Et Cagliostro s'inclina de façon à indiquer que l'erreur qu'il venait de commettre était tout à fait volontaire.
– Ainsi, dit le maréchal, Madame n'est pas assez vieille pour être rajeunie?
– Non, en conscience.
– Eh bien! alors, je vais vous présenter un autre sujet. Voici mon ami Taverney Qu'en dites-vous? N'a-t-il pas l'air d'être le contemporain de Ponce Pilate? Mais peut-être est-ce tout le contraire, et est-il trop vieux, lui?
Cagliostro regarda le baron.
– Non pas, dit-il.
– Ah! mon cher comte, s'écria Richelieu, si vous rajeunissez celui-là, je vous proclame l'élève de Médée.
– Vous le désirez? demanda Cagliostro en s'adressant de la parole au maître de la maison, et des yeux à tout l'auditoire.
Chacun fit signe que oui.
– Et vous comme les autres, monsieur de Taverney?

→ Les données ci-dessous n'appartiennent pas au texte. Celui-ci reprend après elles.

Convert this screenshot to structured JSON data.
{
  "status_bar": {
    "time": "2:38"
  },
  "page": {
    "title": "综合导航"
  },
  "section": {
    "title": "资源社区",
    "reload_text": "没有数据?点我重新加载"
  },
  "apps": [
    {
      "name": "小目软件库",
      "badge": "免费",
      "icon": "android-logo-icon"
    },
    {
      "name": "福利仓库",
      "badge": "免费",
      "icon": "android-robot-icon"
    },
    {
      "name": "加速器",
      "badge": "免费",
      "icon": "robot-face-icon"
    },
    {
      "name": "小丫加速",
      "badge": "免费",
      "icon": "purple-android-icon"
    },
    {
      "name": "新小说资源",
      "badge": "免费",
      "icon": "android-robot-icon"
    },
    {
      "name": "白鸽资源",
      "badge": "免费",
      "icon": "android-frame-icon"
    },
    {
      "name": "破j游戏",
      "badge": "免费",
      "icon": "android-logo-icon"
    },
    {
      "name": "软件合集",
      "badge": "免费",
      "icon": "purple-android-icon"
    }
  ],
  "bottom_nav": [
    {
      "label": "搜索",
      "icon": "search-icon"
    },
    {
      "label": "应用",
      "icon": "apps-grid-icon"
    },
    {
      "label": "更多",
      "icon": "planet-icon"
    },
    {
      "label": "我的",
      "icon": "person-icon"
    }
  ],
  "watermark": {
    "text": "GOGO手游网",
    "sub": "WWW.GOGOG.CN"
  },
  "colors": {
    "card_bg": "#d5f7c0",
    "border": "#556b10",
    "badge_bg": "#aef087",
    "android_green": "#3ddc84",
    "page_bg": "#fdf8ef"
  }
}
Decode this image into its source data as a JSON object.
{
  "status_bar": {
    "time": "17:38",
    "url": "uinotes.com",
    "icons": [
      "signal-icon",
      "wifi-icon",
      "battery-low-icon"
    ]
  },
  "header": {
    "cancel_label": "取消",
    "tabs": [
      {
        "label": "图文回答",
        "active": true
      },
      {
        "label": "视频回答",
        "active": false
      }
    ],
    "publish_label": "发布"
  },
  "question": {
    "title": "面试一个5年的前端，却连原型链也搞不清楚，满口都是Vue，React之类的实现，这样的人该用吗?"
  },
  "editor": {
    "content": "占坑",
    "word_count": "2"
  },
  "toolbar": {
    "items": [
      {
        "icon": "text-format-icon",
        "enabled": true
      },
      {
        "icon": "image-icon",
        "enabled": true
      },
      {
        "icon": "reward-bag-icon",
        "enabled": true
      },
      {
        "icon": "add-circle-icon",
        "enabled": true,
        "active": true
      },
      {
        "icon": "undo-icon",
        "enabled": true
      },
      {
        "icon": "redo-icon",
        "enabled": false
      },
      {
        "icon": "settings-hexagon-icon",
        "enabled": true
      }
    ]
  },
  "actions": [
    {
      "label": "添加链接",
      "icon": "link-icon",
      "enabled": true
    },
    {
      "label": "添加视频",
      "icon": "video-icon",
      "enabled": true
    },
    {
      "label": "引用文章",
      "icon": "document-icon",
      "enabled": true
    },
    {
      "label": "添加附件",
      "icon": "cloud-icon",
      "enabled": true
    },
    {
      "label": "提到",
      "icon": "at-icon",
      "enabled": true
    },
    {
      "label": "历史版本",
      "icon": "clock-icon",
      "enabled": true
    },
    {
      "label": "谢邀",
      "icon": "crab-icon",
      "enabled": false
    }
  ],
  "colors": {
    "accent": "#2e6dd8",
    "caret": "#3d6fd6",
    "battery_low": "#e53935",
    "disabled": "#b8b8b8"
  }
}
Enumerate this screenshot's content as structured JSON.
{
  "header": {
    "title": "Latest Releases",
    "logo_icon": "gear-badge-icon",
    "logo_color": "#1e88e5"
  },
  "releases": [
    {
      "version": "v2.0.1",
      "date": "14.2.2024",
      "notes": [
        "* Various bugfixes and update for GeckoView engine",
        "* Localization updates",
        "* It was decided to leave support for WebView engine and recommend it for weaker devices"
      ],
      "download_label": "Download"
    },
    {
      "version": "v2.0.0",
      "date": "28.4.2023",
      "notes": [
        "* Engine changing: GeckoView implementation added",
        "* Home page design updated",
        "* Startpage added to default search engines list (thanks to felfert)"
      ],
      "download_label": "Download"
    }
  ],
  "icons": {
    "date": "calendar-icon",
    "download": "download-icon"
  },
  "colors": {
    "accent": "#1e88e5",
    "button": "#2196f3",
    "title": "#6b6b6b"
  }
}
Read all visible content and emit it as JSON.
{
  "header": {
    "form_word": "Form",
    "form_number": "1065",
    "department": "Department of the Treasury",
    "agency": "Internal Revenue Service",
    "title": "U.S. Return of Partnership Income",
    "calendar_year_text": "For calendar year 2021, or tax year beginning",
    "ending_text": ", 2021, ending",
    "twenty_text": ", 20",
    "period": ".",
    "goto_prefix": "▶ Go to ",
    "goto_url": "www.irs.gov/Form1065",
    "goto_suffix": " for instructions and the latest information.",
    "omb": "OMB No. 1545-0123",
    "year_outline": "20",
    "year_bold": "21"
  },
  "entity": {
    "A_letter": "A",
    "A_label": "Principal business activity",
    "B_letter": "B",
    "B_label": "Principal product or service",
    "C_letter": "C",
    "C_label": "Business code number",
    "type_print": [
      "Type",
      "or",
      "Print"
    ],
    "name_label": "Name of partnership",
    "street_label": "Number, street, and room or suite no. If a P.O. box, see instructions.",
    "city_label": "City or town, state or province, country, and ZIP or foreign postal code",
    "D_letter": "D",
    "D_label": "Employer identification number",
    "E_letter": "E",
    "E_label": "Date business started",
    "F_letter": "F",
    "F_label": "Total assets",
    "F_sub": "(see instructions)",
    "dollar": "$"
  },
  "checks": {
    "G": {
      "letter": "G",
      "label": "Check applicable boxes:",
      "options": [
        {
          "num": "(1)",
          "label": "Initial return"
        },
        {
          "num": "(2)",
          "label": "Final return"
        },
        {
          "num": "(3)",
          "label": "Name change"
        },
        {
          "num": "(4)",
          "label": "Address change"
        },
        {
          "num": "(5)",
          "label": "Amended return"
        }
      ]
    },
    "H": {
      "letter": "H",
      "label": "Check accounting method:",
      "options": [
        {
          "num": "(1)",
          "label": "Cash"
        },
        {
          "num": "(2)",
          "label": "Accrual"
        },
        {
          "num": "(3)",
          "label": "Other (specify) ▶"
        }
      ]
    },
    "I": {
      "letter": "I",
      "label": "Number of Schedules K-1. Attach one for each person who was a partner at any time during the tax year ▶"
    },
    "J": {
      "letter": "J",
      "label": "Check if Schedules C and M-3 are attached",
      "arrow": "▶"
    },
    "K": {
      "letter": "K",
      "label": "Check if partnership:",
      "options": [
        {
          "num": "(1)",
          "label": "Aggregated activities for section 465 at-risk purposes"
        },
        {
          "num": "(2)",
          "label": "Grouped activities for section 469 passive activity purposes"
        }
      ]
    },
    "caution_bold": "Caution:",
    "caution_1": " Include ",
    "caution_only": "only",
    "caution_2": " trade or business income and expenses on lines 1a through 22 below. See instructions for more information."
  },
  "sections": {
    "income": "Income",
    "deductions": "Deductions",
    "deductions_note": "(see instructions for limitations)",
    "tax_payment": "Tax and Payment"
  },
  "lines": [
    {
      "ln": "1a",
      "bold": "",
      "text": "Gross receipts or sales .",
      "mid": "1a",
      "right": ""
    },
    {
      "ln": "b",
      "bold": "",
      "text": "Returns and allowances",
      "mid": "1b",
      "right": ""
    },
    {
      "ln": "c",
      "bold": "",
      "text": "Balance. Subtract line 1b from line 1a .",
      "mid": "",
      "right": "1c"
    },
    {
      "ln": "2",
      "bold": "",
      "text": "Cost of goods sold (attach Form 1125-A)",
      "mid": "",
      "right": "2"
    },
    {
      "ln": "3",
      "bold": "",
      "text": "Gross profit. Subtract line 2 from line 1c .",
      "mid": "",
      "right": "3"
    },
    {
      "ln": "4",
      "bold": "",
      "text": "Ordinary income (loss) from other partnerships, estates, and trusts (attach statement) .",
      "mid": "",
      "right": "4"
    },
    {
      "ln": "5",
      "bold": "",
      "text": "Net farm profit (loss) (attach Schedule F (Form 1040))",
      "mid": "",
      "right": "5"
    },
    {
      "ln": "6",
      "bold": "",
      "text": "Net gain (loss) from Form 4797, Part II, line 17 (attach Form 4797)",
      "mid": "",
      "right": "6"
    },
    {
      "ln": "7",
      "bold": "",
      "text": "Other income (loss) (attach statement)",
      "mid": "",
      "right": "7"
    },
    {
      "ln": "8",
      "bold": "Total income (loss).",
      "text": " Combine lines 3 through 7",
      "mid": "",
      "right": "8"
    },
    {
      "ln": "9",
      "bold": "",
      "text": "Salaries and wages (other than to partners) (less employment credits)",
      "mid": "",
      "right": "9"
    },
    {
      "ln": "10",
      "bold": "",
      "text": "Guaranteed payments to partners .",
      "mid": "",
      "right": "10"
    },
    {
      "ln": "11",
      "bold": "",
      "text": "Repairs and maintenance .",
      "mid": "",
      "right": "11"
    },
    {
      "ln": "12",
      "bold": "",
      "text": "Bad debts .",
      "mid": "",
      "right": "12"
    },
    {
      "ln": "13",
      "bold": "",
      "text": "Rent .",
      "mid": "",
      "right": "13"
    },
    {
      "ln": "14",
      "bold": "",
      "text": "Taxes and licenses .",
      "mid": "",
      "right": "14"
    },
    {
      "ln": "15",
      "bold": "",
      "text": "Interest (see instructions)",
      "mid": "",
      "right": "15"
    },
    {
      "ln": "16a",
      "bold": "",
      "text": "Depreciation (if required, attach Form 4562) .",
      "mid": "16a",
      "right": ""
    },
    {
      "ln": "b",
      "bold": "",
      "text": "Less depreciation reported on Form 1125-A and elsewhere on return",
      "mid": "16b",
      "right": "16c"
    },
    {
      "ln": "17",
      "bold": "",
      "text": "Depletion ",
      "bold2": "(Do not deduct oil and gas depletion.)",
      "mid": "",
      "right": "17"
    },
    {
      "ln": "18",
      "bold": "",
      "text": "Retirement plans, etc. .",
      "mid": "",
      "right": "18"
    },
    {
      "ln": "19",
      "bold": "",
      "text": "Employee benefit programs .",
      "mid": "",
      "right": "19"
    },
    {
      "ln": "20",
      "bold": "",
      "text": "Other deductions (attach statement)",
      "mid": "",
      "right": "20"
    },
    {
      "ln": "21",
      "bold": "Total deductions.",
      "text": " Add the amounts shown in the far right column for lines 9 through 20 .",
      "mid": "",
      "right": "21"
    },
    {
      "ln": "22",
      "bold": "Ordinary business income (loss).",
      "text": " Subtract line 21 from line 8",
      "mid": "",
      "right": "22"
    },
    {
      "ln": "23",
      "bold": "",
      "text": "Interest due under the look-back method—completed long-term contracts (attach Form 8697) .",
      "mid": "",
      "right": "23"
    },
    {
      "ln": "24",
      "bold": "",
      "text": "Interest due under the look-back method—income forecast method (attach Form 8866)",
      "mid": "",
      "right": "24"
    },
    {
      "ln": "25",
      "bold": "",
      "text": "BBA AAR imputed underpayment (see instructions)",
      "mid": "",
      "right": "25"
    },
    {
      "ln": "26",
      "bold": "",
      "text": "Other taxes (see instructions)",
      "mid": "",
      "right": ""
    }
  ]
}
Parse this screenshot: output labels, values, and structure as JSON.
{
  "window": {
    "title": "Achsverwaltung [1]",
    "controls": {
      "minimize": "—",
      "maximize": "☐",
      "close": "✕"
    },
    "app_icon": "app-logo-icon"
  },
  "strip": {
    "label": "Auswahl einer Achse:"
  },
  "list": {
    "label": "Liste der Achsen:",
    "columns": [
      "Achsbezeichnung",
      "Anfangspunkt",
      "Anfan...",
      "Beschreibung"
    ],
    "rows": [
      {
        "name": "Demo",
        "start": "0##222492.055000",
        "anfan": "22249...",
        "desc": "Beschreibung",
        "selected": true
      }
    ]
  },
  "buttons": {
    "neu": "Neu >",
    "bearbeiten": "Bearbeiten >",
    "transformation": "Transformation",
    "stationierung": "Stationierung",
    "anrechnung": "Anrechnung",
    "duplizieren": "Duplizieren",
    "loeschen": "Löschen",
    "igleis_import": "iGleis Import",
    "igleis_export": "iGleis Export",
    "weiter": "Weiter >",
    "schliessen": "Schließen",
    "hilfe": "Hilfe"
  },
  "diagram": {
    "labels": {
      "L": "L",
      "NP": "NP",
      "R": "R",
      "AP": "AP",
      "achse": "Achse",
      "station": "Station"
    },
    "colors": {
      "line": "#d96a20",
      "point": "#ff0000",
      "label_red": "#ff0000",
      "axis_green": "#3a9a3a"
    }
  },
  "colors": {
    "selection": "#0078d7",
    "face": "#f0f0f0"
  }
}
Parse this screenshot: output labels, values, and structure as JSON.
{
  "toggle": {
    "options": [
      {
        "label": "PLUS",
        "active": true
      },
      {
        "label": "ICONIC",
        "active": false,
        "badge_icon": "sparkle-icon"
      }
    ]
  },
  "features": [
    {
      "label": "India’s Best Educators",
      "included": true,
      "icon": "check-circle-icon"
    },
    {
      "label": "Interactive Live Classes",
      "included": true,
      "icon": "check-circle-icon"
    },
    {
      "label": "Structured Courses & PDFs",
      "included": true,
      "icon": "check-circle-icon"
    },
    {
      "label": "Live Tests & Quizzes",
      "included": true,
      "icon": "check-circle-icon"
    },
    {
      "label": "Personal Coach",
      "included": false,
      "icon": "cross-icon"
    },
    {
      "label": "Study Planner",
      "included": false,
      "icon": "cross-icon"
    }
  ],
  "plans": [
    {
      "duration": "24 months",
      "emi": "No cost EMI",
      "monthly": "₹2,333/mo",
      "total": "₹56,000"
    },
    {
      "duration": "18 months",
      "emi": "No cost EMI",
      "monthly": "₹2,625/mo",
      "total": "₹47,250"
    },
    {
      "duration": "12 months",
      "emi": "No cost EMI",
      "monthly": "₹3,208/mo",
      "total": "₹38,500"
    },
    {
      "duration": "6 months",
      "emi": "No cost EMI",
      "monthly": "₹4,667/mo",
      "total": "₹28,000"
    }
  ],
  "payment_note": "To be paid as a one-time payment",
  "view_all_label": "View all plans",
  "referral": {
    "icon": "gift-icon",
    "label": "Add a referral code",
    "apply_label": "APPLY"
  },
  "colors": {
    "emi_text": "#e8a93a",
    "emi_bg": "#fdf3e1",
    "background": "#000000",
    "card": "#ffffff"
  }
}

– Moi plus que les autres, morbleu! dit le baron.
– Eh bien! c'est facile, dit Cagliostro.
Et il glissa ses deux doigts dans sa poche et en tira une petite bouteille octaèdre.
Puis il prit un verre de cristal encore pur, et y versa quelques gouttes de la liqueur que contenait la petite bouteille.
Alors, étendant ces quelques gouttes dans un demi-verre de vin de champagne glacé, il passa le breuvage ainsi préparé au baron.
Tous les yeux avaient suivi ses moindres mouvements, toutes les bouches étaient béantes.
Le baron prit le verre, mais, au moment de le porter à ses lèvres, il hésita.
Chacun, à la vue de cette hésitation, se mit à rire si bruyamment, que Cagliostro s'impatienta.
– Dépêchez-vous, baron, dit-il, ou vous allez laisser perdre une liqueur dont chaque goutte vaut cent louis.
– Diable! fit Richelieu essayant de plaisanter; c'est autre chose que le vin de Tokay.